(Disclaimer for other mumsnetters - this is a response to the OP's question and not an invite for the masses to respond to me, twist my words and put me down. I have answered the OP's question from my own personal opinion. Please only do the same if you feel the need to respond, lol). For what it's worth...
Well well well, OP,
I'm wondering if you regret posting your question on here not, lol? Did you get the response your were hoping for? After all, people mostly post on here seeking validation of their own viewpoint, as opposed to putting in their subsequent lost time working on the issue with the relevant person. How much time exactly has been spent reading all of the responses and formulating further responses yourself? Who knows...

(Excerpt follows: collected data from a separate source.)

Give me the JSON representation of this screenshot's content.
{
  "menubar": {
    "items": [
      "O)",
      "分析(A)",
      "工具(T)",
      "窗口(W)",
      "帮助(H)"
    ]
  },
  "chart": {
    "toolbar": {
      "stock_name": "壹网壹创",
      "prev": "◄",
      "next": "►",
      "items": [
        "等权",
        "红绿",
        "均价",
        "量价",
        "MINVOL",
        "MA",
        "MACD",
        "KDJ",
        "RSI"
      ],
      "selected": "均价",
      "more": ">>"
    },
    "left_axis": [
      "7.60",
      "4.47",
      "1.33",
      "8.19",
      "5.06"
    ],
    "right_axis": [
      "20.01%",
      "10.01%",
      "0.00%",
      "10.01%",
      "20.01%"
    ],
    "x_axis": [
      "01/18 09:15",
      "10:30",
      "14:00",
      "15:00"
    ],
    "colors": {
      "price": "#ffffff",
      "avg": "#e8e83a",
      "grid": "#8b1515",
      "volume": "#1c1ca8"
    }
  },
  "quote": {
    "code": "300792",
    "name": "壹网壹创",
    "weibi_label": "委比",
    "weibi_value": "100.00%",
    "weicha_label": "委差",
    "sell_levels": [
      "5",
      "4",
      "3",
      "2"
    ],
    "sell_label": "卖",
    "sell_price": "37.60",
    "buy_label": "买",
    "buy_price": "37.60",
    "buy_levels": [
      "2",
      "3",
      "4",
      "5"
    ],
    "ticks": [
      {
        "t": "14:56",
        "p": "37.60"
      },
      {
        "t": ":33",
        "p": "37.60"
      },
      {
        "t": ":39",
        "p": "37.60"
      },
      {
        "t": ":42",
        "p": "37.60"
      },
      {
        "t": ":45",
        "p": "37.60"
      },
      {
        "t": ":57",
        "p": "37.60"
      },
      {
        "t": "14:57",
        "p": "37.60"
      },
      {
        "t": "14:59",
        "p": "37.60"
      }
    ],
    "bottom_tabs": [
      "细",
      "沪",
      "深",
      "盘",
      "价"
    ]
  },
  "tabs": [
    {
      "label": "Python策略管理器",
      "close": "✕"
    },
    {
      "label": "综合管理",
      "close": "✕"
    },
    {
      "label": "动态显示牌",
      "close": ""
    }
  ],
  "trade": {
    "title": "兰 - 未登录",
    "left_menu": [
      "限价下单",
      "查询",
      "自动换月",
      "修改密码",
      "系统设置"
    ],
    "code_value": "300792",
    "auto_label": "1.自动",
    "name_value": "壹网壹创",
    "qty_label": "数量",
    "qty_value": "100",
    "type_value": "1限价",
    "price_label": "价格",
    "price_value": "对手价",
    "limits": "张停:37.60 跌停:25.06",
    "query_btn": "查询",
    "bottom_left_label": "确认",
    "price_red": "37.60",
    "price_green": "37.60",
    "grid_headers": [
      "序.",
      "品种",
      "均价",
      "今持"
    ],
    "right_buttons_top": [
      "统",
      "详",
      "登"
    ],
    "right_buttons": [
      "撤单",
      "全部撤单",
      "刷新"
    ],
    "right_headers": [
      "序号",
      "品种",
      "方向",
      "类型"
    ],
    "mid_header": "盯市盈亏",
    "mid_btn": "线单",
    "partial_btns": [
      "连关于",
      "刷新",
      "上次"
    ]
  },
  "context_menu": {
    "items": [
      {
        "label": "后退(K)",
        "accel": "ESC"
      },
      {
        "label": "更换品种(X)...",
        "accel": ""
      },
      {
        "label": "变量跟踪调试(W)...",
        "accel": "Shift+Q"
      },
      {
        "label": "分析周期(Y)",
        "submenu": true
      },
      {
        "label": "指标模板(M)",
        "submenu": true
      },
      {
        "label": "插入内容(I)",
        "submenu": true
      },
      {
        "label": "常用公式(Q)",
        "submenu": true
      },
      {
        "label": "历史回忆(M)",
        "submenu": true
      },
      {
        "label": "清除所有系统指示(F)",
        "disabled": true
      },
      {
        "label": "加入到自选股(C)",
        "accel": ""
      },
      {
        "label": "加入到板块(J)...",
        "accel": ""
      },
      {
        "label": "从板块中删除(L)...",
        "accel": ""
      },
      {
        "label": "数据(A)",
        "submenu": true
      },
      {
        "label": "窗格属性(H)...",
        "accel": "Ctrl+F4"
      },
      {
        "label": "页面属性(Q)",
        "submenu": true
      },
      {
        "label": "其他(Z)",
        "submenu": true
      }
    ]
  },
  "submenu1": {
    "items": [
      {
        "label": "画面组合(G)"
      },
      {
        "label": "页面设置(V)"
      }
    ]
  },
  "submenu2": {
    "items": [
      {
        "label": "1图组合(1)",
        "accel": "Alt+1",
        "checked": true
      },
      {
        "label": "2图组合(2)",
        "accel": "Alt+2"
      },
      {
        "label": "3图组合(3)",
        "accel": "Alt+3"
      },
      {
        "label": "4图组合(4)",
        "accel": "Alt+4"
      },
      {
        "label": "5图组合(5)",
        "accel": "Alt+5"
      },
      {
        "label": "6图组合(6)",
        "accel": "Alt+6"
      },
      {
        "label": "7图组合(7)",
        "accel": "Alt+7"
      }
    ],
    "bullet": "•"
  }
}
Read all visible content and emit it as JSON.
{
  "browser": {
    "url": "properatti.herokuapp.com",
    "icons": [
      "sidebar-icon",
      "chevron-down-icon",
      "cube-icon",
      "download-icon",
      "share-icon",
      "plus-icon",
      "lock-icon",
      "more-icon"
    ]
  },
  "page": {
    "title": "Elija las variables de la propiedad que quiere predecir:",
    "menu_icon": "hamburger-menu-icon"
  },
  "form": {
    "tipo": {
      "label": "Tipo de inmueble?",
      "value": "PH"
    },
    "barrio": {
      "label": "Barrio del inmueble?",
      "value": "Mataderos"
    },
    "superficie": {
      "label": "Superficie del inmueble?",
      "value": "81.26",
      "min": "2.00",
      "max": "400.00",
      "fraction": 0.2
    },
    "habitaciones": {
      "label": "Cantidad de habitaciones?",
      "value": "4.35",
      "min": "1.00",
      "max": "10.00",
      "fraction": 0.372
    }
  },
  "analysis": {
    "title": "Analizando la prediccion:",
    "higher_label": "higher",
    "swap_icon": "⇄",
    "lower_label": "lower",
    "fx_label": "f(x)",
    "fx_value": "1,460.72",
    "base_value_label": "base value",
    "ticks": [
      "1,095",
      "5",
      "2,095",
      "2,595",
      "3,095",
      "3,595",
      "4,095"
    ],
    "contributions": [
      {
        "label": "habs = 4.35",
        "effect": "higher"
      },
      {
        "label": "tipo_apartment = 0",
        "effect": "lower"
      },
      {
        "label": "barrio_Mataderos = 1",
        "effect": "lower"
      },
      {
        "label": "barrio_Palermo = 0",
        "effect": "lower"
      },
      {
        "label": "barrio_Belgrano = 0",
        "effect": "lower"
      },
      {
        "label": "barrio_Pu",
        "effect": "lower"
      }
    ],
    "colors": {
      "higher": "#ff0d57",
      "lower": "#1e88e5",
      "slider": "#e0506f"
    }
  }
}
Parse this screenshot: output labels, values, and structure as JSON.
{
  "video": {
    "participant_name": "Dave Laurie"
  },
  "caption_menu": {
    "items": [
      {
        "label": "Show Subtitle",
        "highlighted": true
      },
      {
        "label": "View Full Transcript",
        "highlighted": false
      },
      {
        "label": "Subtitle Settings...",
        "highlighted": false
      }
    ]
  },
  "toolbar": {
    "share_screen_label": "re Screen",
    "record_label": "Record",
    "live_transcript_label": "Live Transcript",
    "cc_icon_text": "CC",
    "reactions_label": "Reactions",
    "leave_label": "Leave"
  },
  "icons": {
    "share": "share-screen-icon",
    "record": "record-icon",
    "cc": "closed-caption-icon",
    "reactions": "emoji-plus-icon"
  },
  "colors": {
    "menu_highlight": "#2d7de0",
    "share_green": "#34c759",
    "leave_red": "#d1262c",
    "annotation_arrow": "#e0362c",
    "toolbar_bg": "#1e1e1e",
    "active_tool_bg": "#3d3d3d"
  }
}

I love reading MN posts as it is a fascinating insight into human behaviour, values and principles. As usual, the OP receives several hundred perspectives based on the life experiences and values of other people, none of whom are living the OP's life, therefore throwing the actual dynamics and true context out of the window.
OP, there are many, many valid points posted on here in response to your question, some with extremely adept articulation, and others with the comprehension of a monkey holding an iPad and being asked to back it up to a PC. I enjoyed wasting 30-45 minutes reading some selected answers and typing up my response, which I do agree is far too long, lol. Apologies.
Your husband sounds like a great partner and your relationship has been presented as robust, but, we are all emotional beings at the end of the day and we simply cannot help the way we feel in any given situation.
In my humble opinion, you should simply respect your husbands feelings and decline the invitation. You have asked him and he has given you his answer. It seems you posted on here to attain validation for going out with another man as you would like to enjoy this nice meal and you have come up with every reason imaginable to justify why you should attend the experience. HOWEVER... you are repeatedly dismissing your husbands feelings and are trying to overcome his objection from every perceivable angle. He sounds a reasonable man who simply is not comfortable with his wife having a posh meal in a romantic setting with another man who may possibly be on the rebound.
Rather then post on here and spending eternity reading hundreds of posts and posting reply after reply, your time would have been better spent discussing your husbands feelings with him and ultimately respecting his viewpoint.
If your DH was comfortable with the scenario, then fine, but the reality is, he is not. If you eventually do manage to twist his arm into agreeing you should go for the meal (perhaps you would show him that 68% of musnetters agree with you, not sure?), there will still be a part of him that is resentful and your relationship may have been negatively affected, even if only ever so slightly. As husband and wife in a stable and balanced relationship, you both should absolutely respect one anothers feelings, no matter what the scenario is that arises.
Obviously, this is purely my own humble opinion as an outsider looking in, like all the other responses, and I am sorry I do not agree with your viewpoint, but please do also consider my response when choosing how you will proceed. In answer to your question, I think YABU in this situation, as your husband has given you his answer and he simply is not comfortable with the situation. He is an emotional being, bless him, as we all are.